2010: A Disastrous Year For Unions

Election Year Was Disastrous For Unions
As the year ends, many people are looking back on 2010 as a historic time of political upheaval. But one of the year’s biggest political developments has been mostly overlooked.

If voters sent one message loudly and consistently, it is this: They do not like unions. The American electorate availed itself of almost every chance to take a whack at organized labor.

Big Labor has been pushing hard in Congress to pass Card Check, which eliminates secret ballots in workplace elections, allowing organizers to identify and bully workers opposed to unionizing. But voters in four states ratified anti-Card Check initiatives requiring secret ballots in workplace elections.

With public-sector union pension plans around the country sinking under trillions of dollars of debt, six states, Alabama, Nevada, Pennsylvania, Rhode Island, Tennessee and Wisconsin, elected governors who promised to transfer state employees from costly defined-benefit pension plans to 401(k) contribution plans.

Ohio's incoming Republican Gov. John Kaisch is talking about eliminating laws dictating union-scale wages for public projects and dropping certain bargaining privileges for police and firefighter unions.

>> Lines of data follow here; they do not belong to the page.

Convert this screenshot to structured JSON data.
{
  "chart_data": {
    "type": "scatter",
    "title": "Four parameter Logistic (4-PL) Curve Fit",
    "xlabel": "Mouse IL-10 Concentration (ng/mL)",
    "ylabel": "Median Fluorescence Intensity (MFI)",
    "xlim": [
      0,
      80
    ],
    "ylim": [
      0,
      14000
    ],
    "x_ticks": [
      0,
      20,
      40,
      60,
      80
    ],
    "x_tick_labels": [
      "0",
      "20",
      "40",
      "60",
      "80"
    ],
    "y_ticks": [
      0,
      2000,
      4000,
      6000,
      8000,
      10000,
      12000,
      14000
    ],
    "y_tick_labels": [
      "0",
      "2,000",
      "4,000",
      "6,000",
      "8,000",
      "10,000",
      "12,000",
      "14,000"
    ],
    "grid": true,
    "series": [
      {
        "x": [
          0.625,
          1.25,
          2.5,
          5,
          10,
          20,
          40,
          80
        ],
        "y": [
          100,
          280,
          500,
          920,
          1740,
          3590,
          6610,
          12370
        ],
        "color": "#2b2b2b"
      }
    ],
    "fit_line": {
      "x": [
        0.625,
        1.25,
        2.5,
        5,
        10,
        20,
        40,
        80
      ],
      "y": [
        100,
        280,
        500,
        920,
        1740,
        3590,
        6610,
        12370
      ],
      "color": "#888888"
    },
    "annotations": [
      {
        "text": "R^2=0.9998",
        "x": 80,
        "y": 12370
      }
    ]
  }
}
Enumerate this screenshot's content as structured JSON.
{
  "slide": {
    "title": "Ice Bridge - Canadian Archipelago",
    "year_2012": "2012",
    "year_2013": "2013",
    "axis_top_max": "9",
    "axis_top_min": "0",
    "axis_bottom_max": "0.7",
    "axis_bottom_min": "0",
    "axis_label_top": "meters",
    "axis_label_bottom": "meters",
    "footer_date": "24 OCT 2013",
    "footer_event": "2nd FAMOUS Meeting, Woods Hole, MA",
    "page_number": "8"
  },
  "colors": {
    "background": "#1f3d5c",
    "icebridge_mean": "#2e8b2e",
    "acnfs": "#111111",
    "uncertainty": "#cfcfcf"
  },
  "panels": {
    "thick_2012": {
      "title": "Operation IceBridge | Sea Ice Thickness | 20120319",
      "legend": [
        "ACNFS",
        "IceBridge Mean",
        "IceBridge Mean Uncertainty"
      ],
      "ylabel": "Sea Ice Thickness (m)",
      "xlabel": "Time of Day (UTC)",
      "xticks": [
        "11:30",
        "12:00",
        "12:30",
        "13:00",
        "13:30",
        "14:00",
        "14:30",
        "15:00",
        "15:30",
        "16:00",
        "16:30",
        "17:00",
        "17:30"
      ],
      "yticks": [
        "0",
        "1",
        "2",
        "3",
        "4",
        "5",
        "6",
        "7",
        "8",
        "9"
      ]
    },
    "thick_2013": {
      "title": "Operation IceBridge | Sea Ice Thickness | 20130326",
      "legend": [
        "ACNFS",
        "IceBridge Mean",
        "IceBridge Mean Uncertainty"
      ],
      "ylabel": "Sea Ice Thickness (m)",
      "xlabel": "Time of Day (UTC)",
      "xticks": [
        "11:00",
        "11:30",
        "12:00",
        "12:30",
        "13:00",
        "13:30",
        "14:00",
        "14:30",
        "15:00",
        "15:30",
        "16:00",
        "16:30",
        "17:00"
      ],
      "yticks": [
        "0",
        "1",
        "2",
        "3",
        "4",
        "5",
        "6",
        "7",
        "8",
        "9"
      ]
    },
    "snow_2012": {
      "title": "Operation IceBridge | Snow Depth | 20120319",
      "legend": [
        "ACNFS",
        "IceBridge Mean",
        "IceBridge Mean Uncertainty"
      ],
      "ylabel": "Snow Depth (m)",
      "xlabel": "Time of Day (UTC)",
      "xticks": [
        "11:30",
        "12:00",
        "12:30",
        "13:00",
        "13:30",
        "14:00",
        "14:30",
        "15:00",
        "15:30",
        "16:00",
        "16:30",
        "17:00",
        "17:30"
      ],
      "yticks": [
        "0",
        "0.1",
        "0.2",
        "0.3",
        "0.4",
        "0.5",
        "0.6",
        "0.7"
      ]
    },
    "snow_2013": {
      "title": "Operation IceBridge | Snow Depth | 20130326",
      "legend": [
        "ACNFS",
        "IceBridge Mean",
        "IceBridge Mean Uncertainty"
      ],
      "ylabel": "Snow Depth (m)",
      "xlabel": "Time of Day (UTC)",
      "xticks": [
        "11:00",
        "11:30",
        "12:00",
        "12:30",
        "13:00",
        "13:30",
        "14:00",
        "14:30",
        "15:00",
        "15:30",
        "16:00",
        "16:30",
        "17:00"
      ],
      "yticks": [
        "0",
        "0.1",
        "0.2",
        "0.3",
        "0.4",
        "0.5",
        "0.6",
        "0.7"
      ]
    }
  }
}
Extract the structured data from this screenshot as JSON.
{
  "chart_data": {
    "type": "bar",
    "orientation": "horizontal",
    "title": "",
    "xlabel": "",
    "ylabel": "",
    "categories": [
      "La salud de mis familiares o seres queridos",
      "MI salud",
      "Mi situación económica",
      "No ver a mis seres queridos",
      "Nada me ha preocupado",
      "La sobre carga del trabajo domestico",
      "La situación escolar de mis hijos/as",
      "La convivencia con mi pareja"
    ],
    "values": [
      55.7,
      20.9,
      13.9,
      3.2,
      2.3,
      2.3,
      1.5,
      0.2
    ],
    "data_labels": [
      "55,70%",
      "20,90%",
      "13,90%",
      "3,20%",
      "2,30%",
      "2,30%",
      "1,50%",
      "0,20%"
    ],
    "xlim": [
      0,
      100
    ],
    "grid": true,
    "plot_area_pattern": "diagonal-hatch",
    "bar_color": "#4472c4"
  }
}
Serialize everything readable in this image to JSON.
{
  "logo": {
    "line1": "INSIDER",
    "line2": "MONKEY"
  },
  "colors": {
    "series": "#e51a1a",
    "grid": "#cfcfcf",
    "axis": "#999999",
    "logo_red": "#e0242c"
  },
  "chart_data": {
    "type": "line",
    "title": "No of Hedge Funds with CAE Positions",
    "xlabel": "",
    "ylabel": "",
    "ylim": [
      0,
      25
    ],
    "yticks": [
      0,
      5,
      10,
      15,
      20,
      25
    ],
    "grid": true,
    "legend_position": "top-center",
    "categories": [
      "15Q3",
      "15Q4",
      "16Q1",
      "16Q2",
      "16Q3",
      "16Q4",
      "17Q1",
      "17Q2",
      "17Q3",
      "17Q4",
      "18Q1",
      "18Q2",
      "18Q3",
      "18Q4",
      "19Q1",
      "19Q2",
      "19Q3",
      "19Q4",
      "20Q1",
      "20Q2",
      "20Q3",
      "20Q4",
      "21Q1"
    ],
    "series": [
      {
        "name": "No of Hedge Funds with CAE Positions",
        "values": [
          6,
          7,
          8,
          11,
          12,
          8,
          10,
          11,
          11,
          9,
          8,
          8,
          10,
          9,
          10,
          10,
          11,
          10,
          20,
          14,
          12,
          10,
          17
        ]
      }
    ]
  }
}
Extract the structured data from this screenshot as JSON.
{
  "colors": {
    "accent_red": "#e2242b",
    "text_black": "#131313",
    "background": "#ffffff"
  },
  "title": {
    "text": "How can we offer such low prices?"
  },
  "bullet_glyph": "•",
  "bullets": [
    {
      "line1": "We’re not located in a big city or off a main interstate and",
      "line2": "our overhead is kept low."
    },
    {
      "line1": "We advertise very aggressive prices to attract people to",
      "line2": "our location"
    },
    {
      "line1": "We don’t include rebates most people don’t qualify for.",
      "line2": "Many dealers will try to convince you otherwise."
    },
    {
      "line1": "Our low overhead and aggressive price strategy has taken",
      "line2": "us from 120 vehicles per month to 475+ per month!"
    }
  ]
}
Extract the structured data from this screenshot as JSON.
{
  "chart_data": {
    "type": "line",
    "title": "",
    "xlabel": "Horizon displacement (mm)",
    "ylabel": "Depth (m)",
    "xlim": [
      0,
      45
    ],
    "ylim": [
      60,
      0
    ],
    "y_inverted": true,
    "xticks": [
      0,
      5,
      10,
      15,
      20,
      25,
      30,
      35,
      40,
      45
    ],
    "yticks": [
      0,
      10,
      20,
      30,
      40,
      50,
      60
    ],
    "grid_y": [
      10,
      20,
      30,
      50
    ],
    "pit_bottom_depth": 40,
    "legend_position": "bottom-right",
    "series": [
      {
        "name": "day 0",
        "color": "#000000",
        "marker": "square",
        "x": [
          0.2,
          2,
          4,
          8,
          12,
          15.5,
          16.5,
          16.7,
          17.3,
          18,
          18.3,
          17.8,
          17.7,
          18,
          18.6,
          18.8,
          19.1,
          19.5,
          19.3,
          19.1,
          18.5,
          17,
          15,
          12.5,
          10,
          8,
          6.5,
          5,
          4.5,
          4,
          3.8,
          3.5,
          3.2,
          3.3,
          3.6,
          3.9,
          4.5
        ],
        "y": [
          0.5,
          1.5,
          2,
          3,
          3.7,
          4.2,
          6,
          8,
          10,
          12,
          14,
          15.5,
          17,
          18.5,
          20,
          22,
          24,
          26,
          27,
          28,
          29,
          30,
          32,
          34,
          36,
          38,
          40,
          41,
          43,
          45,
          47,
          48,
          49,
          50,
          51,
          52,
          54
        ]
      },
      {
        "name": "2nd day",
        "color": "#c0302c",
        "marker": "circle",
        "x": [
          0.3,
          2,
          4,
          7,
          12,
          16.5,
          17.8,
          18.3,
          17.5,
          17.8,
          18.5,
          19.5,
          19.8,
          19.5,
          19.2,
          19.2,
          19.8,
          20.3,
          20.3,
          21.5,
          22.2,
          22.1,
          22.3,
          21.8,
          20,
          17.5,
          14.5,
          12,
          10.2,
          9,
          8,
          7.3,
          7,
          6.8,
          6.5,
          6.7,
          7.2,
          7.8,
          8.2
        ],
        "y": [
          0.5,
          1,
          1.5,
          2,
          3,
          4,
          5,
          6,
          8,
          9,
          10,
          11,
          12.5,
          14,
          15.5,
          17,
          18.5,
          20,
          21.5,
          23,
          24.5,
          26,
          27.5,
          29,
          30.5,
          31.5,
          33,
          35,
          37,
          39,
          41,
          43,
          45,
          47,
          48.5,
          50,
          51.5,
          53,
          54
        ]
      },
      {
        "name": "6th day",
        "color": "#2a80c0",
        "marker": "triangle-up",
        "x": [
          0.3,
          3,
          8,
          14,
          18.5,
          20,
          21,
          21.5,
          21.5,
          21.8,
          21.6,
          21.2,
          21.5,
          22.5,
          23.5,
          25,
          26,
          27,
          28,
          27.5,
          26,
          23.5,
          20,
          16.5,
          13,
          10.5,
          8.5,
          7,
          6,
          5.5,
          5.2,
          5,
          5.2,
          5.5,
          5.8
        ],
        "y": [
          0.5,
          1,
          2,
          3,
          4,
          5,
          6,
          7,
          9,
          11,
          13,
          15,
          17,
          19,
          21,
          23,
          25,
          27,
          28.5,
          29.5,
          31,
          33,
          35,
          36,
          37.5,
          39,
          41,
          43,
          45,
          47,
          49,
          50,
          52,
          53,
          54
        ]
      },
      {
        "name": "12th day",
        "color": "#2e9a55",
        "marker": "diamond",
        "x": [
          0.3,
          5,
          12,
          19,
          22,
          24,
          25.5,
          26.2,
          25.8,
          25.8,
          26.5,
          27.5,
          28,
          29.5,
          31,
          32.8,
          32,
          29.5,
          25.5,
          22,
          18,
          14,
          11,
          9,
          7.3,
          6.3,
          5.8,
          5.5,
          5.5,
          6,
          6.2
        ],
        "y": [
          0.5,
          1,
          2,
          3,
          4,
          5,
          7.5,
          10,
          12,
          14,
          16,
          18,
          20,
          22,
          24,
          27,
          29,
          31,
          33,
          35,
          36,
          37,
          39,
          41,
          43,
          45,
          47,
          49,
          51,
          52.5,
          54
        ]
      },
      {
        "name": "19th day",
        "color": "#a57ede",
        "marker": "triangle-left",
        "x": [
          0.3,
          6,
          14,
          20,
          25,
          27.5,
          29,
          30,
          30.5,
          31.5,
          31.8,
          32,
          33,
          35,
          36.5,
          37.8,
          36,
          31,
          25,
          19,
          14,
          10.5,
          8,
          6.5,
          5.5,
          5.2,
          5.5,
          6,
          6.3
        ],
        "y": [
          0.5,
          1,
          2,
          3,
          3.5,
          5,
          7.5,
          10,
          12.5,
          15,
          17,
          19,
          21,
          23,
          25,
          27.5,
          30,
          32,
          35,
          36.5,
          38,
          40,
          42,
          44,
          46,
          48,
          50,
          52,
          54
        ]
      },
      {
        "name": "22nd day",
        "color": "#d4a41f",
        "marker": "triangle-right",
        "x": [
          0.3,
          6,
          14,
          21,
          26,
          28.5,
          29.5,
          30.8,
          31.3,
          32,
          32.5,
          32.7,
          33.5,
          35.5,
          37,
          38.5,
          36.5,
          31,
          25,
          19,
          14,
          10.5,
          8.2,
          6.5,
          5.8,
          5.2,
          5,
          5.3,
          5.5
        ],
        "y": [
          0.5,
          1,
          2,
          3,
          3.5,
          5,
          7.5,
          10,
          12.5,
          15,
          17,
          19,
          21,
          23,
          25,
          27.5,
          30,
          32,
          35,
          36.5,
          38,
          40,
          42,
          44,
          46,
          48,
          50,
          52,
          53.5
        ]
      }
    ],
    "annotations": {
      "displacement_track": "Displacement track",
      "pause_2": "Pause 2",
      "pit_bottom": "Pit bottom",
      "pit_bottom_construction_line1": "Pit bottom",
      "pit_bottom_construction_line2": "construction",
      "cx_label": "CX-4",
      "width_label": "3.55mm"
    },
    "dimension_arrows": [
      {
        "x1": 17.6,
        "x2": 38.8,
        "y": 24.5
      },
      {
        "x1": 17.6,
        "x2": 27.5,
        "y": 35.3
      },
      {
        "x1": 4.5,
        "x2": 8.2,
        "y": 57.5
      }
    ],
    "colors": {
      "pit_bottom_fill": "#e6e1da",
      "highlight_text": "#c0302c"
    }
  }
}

In Wisconsin, Gov.-elect Scott Walker recently said he is considering abolishing public-sector unions.

California voters also showed they were not pleased with private-sector unions. At 12% unemployment, local unions killed a deal to build a billion-dollar development in Southern California that would have created 12,000 jobs.

In New Jersey, voters approved only 41 percent of the 538 proposed budgets in the state’s annual school election. Governor Chris Christie has introduced a property tax tool kit aimed at reducing property taxes but the Democratically controlled Assembly and Senate have so far failed to act.

Despite the clear messages being sent, unions are more influential than ever with the apparently oblivious Democrats in Washington. Liberal political appointees on the National Labor Relations Board recently issued a decision allowing unions to forgo secret ballots in certain circumstances, and recently published a rule mandating the majority of private employers to post the rights of workers to organize.

President Obama Shows His Affection
For Unions With AFL/CIO
President Richard Trumka
Obama has rolled back transparency requirements for unions and encouraged project labor agreements on $140 billion in stimulus projects. In Congress, the $813 billion stimulus bill and subsequent $26 billion teacher unions bailout kept public-sector unions flush even as the private sector was drowning.

These measures are Obama’s payback to organized labor, which spent more than $200 million trying to protect Democrats in the midterm election. But how many more elections do Democrats and unions have to lose before they start heeding the will of the people?